These data consist of a resource database and associated tissue bank for studying the relationship between genetic variation and gene expression in human tissues. We downloaded the GTEx_Analysis_V6_eQTLs.tar.gz table, containing significant single-tissue variant-gene associations from the GTEx website. These data catalog eQTLs across 46 different tissues. To increase comparability, we restricted analysis to 20 GTEx tissues with a sample size equal to or higher than our PRAX1 study cohort (154) and redefined all GTEx eGenes according to our definition: GTEx eGenes for each tissue were defined as genes containing at least one significant eQTL (p < 1e−6) within 500 kb of the transcription start site. Our definition of an eGene was more stringent than the rules applied by GTEx. Across the 20 tissues analyzed, on average, a subset of 71% of GTEx eGenes remained an eGene according to our definition. An eQTL peak was defined as the genomic location of the most strongly associated eQTL variant(s) within each eGene. Table S3 lists eQTL peaks for GTEx and platelet eGenes. To account for varying sample sizes inherent in the GTEx eQTL dataset, we used Jaccard similarity to compare overlap between platelet and GTEx eGenes. To perform a more granular comparison, we conducted an additional analysis at the variant-gene association level. For each eGene we identified the strongest platelet eQTL association present in each of the GTEx tissues. Next, we compared the sign of the allelic effect of the eQTL association. Concordance between the sign of the allelic effects of eQTL associations in platelets and each GTEx tissue was calculated with Fisher’s exact test. The null hypothesis is that the sign of the allelic effect of the eQTL in platelets is independent of the sign of the allelic effect in the tissue of comparison. Directional deviation from this hypothesis can indicate concordance of allelic effects between the tissues at the variant-gene level.

CVD GWAS Associations

We used the Phenotype-Genotype Integrator25 to download previously published GWAS results. We restricted analyses to variants associated with traits annotated to the Medical Subject Headings (MeSH) category “cardiovascular diseases” and an association p value below 1e−4. These data catalog variant-phenotype associations and were integrated with the variant-eGene associations identified in our eQTL analysis.

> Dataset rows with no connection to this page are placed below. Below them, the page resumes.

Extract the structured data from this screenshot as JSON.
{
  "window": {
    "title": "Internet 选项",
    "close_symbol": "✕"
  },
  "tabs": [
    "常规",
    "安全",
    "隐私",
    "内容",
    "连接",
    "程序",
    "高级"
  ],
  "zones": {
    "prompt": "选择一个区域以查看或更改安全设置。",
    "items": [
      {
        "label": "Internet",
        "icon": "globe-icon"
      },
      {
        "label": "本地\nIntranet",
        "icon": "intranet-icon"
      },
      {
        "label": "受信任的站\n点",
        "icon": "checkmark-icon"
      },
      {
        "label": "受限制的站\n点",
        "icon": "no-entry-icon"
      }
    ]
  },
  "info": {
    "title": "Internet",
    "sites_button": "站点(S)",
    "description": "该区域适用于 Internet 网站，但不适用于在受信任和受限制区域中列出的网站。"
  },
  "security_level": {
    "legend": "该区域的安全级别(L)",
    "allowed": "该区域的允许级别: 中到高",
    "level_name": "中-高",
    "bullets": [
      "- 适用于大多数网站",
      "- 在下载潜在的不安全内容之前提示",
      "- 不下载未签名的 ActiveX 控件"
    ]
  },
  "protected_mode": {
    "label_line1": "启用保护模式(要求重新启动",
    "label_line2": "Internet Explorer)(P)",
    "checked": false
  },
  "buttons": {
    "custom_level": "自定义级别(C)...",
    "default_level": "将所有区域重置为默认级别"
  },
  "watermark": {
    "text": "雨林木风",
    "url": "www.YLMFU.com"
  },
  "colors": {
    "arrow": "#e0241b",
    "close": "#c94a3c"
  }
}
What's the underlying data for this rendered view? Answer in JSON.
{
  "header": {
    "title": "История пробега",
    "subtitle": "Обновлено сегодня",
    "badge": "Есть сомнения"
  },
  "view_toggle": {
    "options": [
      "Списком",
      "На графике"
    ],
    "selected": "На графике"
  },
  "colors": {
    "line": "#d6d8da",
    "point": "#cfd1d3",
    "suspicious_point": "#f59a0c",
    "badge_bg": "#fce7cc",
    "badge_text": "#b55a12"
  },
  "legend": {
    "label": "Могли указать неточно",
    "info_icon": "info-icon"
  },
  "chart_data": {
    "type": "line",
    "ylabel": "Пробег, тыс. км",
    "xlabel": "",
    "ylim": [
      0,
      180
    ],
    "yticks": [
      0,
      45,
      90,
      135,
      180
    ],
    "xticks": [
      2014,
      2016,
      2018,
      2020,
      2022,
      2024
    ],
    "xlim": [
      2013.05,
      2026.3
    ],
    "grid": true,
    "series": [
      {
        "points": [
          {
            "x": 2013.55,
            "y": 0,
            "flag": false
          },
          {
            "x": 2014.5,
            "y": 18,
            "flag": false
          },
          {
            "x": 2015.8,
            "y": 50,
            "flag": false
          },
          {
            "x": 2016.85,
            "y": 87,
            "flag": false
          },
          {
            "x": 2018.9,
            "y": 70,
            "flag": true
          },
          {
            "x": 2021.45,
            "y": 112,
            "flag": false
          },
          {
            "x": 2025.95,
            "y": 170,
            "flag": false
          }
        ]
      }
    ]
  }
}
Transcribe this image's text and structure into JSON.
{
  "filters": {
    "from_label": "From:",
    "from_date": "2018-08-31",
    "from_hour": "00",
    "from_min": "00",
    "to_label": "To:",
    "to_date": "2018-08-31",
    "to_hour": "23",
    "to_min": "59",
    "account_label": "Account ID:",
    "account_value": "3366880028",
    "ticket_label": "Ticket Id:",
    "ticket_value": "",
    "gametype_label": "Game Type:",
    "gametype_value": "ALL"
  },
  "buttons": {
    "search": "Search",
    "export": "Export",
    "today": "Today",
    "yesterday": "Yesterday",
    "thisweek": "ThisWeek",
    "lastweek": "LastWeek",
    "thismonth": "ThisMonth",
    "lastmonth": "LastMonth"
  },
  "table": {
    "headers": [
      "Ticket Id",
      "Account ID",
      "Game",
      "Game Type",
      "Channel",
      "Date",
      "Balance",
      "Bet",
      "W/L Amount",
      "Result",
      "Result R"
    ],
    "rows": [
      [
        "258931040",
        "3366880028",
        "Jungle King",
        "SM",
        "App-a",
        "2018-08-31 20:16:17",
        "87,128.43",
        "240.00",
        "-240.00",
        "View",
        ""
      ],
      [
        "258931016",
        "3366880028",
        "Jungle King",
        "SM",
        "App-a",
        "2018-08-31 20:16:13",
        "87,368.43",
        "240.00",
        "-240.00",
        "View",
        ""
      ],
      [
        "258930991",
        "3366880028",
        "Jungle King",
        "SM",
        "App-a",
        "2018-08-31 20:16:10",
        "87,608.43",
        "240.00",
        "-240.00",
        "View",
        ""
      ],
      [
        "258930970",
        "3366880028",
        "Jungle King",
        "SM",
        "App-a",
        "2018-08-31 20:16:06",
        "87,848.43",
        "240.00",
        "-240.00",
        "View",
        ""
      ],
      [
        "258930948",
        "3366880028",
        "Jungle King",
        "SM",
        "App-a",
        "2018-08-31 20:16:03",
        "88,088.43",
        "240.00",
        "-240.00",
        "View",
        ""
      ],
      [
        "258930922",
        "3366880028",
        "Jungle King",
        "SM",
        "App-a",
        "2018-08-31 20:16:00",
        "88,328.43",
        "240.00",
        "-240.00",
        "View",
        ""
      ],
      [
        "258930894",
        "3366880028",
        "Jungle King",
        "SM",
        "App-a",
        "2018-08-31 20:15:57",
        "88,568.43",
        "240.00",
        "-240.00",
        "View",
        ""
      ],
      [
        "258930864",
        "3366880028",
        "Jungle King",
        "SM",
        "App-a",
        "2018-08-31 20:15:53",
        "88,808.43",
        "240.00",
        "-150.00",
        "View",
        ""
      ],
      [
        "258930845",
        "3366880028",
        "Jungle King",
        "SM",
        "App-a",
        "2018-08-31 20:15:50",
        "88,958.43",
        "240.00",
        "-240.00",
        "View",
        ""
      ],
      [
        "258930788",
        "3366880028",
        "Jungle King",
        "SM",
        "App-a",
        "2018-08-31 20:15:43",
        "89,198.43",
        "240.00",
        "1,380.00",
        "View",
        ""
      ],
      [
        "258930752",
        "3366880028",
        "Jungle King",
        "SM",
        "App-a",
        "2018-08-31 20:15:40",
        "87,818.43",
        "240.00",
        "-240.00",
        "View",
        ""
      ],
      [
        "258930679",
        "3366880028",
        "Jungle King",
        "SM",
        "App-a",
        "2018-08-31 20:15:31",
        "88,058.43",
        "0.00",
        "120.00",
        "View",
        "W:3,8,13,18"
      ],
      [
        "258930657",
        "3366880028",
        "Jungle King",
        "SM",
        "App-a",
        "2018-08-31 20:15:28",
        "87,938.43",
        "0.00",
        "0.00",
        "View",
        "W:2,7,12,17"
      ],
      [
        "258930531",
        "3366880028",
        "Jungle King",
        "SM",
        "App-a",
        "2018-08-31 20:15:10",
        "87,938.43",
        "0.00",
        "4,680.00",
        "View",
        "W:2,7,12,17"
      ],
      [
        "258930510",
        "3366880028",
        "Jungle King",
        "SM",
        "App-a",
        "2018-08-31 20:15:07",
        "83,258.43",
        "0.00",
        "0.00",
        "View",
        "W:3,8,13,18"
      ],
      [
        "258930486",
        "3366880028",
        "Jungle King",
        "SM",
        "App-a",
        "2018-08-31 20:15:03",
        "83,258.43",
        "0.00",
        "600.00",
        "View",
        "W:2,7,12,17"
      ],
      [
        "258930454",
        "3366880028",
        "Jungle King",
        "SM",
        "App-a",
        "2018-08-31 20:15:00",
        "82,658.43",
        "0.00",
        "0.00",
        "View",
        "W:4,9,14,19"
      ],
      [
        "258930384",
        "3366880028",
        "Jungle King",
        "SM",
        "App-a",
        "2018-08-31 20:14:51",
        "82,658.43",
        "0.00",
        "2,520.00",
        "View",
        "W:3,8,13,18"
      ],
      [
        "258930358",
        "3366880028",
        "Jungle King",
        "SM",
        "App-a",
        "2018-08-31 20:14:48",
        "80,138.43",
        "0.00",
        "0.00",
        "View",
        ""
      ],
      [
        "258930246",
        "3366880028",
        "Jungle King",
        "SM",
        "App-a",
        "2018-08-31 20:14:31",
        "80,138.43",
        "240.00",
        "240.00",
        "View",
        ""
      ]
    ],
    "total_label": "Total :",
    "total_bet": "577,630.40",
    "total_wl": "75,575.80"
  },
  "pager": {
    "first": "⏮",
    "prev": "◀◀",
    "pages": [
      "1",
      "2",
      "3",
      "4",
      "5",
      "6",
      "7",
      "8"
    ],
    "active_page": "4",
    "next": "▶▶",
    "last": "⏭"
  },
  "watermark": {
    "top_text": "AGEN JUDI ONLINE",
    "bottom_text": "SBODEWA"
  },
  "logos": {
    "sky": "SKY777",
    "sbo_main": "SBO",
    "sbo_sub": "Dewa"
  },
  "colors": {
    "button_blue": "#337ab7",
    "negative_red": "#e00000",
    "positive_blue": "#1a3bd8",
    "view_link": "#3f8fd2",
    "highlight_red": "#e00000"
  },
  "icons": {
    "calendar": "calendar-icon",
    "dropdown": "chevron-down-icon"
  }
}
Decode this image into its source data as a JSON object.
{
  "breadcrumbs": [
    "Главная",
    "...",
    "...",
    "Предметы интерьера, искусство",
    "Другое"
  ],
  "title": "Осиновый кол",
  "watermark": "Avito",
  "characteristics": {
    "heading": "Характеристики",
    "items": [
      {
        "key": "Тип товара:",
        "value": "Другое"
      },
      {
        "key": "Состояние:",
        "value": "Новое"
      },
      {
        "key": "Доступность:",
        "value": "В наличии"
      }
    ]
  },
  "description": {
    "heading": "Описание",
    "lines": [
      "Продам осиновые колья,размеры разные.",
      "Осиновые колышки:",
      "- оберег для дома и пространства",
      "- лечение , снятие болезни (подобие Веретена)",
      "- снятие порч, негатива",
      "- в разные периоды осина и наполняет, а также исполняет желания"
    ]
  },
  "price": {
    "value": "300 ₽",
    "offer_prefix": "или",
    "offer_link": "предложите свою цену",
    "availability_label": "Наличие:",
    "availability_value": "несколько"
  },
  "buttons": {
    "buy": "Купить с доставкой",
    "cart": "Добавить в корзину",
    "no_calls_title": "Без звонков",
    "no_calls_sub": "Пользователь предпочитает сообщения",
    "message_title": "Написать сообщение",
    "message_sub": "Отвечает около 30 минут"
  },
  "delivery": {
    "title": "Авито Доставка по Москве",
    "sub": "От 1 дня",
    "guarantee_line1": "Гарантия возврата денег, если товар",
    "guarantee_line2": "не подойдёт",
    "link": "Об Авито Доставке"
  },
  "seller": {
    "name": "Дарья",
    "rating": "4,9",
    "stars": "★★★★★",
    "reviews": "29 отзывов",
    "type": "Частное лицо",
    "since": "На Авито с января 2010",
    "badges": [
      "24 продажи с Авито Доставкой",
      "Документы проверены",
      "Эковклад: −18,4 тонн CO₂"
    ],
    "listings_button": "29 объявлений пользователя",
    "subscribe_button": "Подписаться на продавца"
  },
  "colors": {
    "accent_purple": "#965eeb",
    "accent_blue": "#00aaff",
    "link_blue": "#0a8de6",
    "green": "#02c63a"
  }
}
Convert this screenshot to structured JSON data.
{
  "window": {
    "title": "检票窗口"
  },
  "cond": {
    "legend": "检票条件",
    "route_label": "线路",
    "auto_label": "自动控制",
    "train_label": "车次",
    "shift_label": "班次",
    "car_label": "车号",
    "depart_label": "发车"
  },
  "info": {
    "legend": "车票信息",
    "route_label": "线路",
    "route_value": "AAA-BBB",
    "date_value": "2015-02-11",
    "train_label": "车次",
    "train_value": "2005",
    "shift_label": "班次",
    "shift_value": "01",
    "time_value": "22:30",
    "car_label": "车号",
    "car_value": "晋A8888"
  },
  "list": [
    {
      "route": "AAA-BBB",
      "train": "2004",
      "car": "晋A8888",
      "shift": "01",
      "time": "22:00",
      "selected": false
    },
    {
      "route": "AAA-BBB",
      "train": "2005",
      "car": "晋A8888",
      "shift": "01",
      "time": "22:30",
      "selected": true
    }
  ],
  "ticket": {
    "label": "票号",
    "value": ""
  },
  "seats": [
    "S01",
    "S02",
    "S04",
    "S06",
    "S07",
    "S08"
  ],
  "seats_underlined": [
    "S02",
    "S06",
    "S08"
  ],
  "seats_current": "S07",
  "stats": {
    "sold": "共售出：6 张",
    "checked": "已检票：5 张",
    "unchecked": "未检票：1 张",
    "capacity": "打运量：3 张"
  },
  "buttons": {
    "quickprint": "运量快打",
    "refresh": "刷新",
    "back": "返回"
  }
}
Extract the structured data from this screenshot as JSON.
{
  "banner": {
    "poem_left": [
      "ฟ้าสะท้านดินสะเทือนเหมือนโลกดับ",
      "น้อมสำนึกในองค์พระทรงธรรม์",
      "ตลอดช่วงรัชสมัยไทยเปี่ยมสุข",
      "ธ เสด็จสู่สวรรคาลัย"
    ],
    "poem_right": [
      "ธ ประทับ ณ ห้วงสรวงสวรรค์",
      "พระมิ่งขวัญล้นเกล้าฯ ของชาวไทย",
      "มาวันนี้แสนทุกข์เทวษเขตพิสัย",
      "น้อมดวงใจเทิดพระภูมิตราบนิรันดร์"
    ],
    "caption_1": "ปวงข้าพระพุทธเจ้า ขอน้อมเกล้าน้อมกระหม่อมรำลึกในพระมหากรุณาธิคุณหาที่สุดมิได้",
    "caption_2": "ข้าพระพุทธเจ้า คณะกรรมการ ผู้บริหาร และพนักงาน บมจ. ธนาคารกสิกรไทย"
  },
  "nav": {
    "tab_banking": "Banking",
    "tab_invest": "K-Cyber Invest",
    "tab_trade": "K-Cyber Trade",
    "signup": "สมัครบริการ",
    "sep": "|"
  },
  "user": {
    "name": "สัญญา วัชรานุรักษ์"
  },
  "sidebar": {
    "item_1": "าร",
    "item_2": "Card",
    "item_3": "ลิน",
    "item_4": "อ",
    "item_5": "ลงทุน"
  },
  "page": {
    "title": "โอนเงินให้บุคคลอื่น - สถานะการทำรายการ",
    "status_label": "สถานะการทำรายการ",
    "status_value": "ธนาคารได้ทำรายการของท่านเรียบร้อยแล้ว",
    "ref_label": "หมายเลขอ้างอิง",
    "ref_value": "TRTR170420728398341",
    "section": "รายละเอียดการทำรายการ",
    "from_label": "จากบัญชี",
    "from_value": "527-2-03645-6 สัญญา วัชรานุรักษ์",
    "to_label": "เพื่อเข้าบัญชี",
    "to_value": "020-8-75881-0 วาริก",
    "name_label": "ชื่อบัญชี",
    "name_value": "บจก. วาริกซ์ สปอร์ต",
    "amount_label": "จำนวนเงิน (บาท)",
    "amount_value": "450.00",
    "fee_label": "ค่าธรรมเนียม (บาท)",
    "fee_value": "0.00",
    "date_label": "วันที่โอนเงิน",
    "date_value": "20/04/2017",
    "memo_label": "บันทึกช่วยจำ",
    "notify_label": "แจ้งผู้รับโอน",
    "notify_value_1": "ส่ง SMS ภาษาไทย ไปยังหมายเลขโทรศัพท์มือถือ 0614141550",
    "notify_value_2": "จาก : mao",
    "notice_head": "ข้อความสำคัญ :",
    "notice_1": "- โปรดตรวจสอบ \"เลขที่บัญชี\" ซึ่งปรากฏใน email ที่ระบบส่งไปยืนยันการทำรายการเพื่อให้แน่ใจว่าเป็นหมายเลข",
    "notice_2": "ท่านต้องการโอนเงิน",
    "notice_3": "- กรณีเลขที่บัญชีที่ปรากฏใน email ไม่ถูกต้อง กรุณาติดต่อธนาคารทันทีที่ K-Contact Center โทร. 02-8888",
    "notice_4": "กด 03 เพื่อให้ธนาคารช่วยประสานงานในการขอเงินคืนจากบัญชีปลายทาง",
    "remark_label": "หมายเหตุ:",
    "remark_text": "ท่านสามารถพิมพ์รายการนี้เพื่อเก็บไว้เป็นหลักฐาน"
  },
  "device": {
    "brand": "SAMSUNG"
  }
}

Additional Platelet RNA-Seq Data

We downloaded additional platelet RNA-seq data from three previous studies by Rowley et al.,40 Kissopoulou et al.,41 and Eicher et al.42 For the Rowley et al. data, RNA-seq alignments were downloaded according to the instructions outlined in Rowley et al.40 For the Kissopoulou et al. data,41 next-generation sequencing FASTQ files were downloaded from the ArrayExpress website under accession number E-MTAB-1846. Reads were aligned to the hg19 reference genome with STAR v.2.3.1 using default parameters. For the Eicher et al. data,42 next-generation sequencing FASTQ files and corresponding metadata were downloaded from study SRP053296 in the Sequence Read Archive. Sample runs SRR1792698 and SRR1792703 contained errors in the read-pairing annotation and were excluded from further analysis. Reads were aligned to the hg19 reference genome with STAR v.2.3.1 using default parameters. These data comprise RNA-seq data from different library-preparation protocols (total RNA, polyA, and rRNA depleted) and sequencing technologies (Illumina and SOLiD). Using data produced by different groups via different techniques and protocols to validate RNA-seq-based findings limits the chance of false-positive associations due to technical artifacts of the sequencing pipeline. Therefore, we used these independent observations as evidence supporting the expression of exon 2b in platelet MFN2 and an increase in sample size for associative analyses.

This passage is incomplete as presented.